To wit: The company gathered together 16 analysts in November at its Rhode Island operations and gave them a rundown of the business from top to bottom.
“We have found that when analysts are educated, they don’t have to make guesses,” Esser said. “We didn’t have all good news. We were up front about our challenges, including things like our maturing markets and increased competition. We took them through the economy of our company.”
Hayes says that while Cox doesn’t have public shareholders anymore, there are public debtholders to inform and the company has a philosophical obligation to provide information publicly that supports their ability to trade the bonds.
DRIVING INITIATIVES
Cox and Esser have clearly taken a lead role in industry initiatives, as well as public policy. In addition to serving on the National Cable & Telecommunications Association’s Executive Committee, Esser serves on the board of C-SPAN; the CTAM Educational Foundation; CableLabs; and Cable in the Classroom. Additionally, he is an advisory board member of both the Association of Cable Communicators and the National Association for Multi-Ethnicity in Communications.
Esser used to sit on Discovery Networks’ board, but gave up his seat at the table when Cox traded its 25% stake in Discovery for ownership of Travel Media Inc., which owns The Travel Channel and TravelChannel.com.
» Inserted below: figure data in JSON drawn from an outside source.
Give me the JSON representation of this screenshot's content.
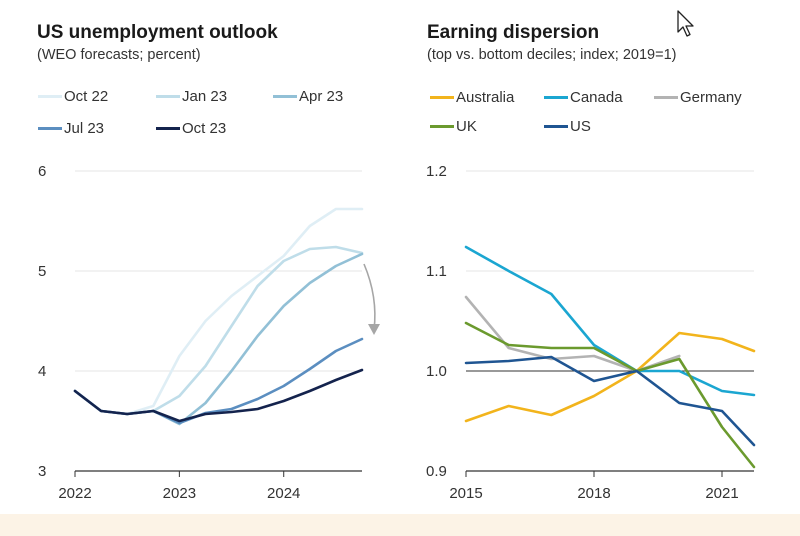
{
  "left_panel": {
    "title": "US unemployment outlook",
    "subtitle": "(WEO forecasts; percent)"
  },
  "right_panel": {
    "title": "Earning dispersion",
    "subtitle": "(top vs. bottom deciles; index; 2019=1)"
  },
  "colors": {
    "oct22": "#dfeef5",
    "jan23": "#bfdde9",
    "apr23": "#92c0d6",
    "jul23": "#5b8ec0",
    "oct23": "#14234d",
    "australia": "#f2b41c",
    "canada": "#1ba6d1",
    "germany": "#b3b3b3",
    "uk": "#6b9a2e",
    "us": "#1f5592",
    "arrow": "#a6a6a6",
    "grid": "#e6e6e6",
    "axis": "#333333"
  },
  "chart_data": [
    {
      "type": "line",
      "title": "US unemployment outlook",
      "subtitle": "(WEO forecasts; percent)",
      "xlim": [
        2022,
        2024.75
      ],
      "ylim": [
        3,
        6
      ],
      "xticks": [
        "2022",
        "2023",
        "2024"
      ],
      "yticks": [
        "3",
        "4",
        "5",
        "6"
      ],
      "grid": true,
      "legend_position": "top",
      "series": [
        {
          "name": "Oct 22",
          "color_key": "oct22",
          "x": [
            2022,
            2022.25,
            2022.5,
            2022.75,
            2023,
            2023.25,
            2023.5,
            2023.75,
            2024,
            2024.25,
            2024.5,
            2024.75
          ],
          "values": [
            3.8,
            3.6,
            3.57,
            3.65,
            4.15,
            4.5,
            4.75,
            4.95,
            5.15,
            5.45,
            5.62,
            5.62
          ]
        },
        {
          "name": "Jan 23",
          "color_key": "jan23",
          "x": [
            2022,
            2022.25,
            2022.5,
            2022.75,
            2023,
            2023.25,
            2023.5,
            2023.75,
            2024,
            2024.25,
            2024.5,
            2024.75
          ],
          "values": [
            3.8,
            3.6,
            3.57,
            3.6,
            3.75,
            4.05,
            4.45,
            4.85,
            5.1,
            5.22,
            5.24,
            5.18
          ]
        },
        {
          "name": "Apr 23",
          "color_key": "apr23",
          "x": [
            2022,
            2022.25,
            2022.5,
            2022.75,
            2023,
            2023.25,
            2023.5,
            2023.75,
            2024,
            2024.25,
            2024.5,
            2024.75
          ],
          "values": [
            3.8,
            3.6,
            3.57,
            3.6,
            3.47,
            3.68,
            4.0,
            4.35,
            4.65,
            4.88,
            5.05,
            5.17
          ]
        },
        {
          "name": "Jul 23",
          "color_key": "jul23",
          "x": [
            2022,
            2022.25,
            2022.5,
            2022.75,
            2023,
            2023.25,
            2023.5,
            2023.75,
            2024,
            2024.25,
            2024.5,
            2024.75
          ],
          "values": [
            3.8,
            3.6,
            3.57,
            3.6,
            3.48,
            3.58,
            3.62,
            3.72,
            3.85,
            4.02,
            4.2,
            4.32
          ]
        },
        {
          "name": "Oct 23",
          "color_key": "oct23",
          "x": [
            2022,
            2022.25,
            2022.5,
            2022.75,
            2023,
            2023.25,
            2023.5,
            2023.75,
            2024,
            2024.25,
            2024.5,
            2024.75
          ],
          "values": [
            3.8,
            3.6,
            3.57,
            3.6,
            3.5,
            3.57,
            3.59,
            3.62,
            3.7,
            3.8,
            3.91,
            4.01
          ]
        }
      ],
      "annotation": {
        "type": "arrow",
        "from": [
          2024.75,
          5.13
        ],
        "to": [
          2024.75,
          4.33
        ]
      }
    },
    {
      "type": "line",
      "title": "Earning dispersion",
      "subtitle": "(top vs. bottom deciles; index; 2019=1)",
      "xlim": [
        2015,
        2021.75
      ],
      "ylim": [
        0.9,
        1.2
      ],
      "xticks": [
        "2015",
        "2018",
        "2021"
      ],
      "yticks": [
        "0.9",
        "1.0",
        "1.1",
        "1.2"
      ],
      "reference_line": 1.0,
      "grid": true,
      "legend_position": "top",
      "series": [
        {
          "name": "Australia",
          "color_key": "australia",
          "x": [
            2015,
            2016,
            2017,
            2018,
            2019,
            2020,
            2021,
            2021.75
          ],
          "values": [
            0.95,
            0.965,
            0.956,
            0.975,
            1.0,
            1.038,
            1.032,
            1.02
          ]
        },
        {
          "name": "Canada",
          "color_key": "canada",
          "x": [
            2015,
            2016,
            2017,
            2018,
            2019,
            2020,
            2021,
            2021.75
          ],
          "values": [
            1.124,
            1.1,
            1.077,
            1.026,
            1.0,
            1.0,
            0.98,
            0.976
          ]
        },
        {
          "name": "Germany",
          "color_key": "germany",
          "x": [
            2015,
            2016,
            2017,
            2018,
            2019,
            2020
          ],
          "values": [
            1.074,
            1.023,
            1.012,
            1.015,
            1.0,
            1.015
          ]
        },
        {
          "name": "UK",
          "color_key": "uk",
          "x": [
            2015,
            2016,
            2017,
            2018,
            2019,
            2020,
            2021,
            2021.75
          ],
          "values": [
            1.048,
            1.026,
            1.023,
            1.023,
            1.0,
            1.012,
            0.944,
            0.904
          ]
        },
        {
          "name": "US",
          "color_key": "us",
          "x": [
            2015,
            2016,
            2017,
            2018,
            2019,
            2020,
            2021,
            2021.75
          ],
          "values": [
            1.008,
            1.01,
            1.014,
            0.99,
            1.0,
            0.968,
            0.96,
            0.926
          ]
        }
      ]
    }
  ]
}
“Pat has had a significant impact on the cable industry with his keen insights on public policy and his long-held commitment to the customer,” said Time Warner Cable CEO Glenn Britt. “Pat’s energy and enthusiasm clearly demonstrates his passion for this industry, which I’m sure his colleagues in Atlanta witness every day.
“He’s been a terrific colleague on the NCTA Executive Committee, and I look forward to continuing to work with him on the issues that shape our industry. Pat is a natural champion of this industry and his voice plays an important role in telling cable’s story.”
Cox just does things right, said Insight Communications chief operating officer Dinni Jain. “I am one of the most unabashed admirers of Cox and it goes back to my days of working in the U.K. We had to be good at customer service.
“I was researching who was doing well in the U.S. with that and the list was small. In fact, it was basically just Cox. They approached things differently from other operators and they were taking hits from Wall Street for investing in customer service. But they were unfazed about that. They knew they were doing the right thing.”
A BIG-PICTURE GUY
Cox’s emphasis on making the customer happy may have started with Robbins, but Esser is taking it to another level, Dain said. “Pat is as solid an operator that exists today. He’s enormously talented and understands the big things. He builds strong teams and you get the pride he feels for them.”
Esser is one of the few senior executives in the industry who can talk about the importance of diversity without a false ring of political correctness, Dain said. “It’s not just words for Pat. It’s the way he lives.”
Of all the accomplishments and accolades bestowed on Cox in recent years, Hayes said he’s particularly proud of being on Diversity Inc.’s top 50 list and as the top employer in the cable industry.
“Pat has been particularly instrumental in driving our success across the all-important employee front,” he said. “This demonstrates the values he shares with the company.”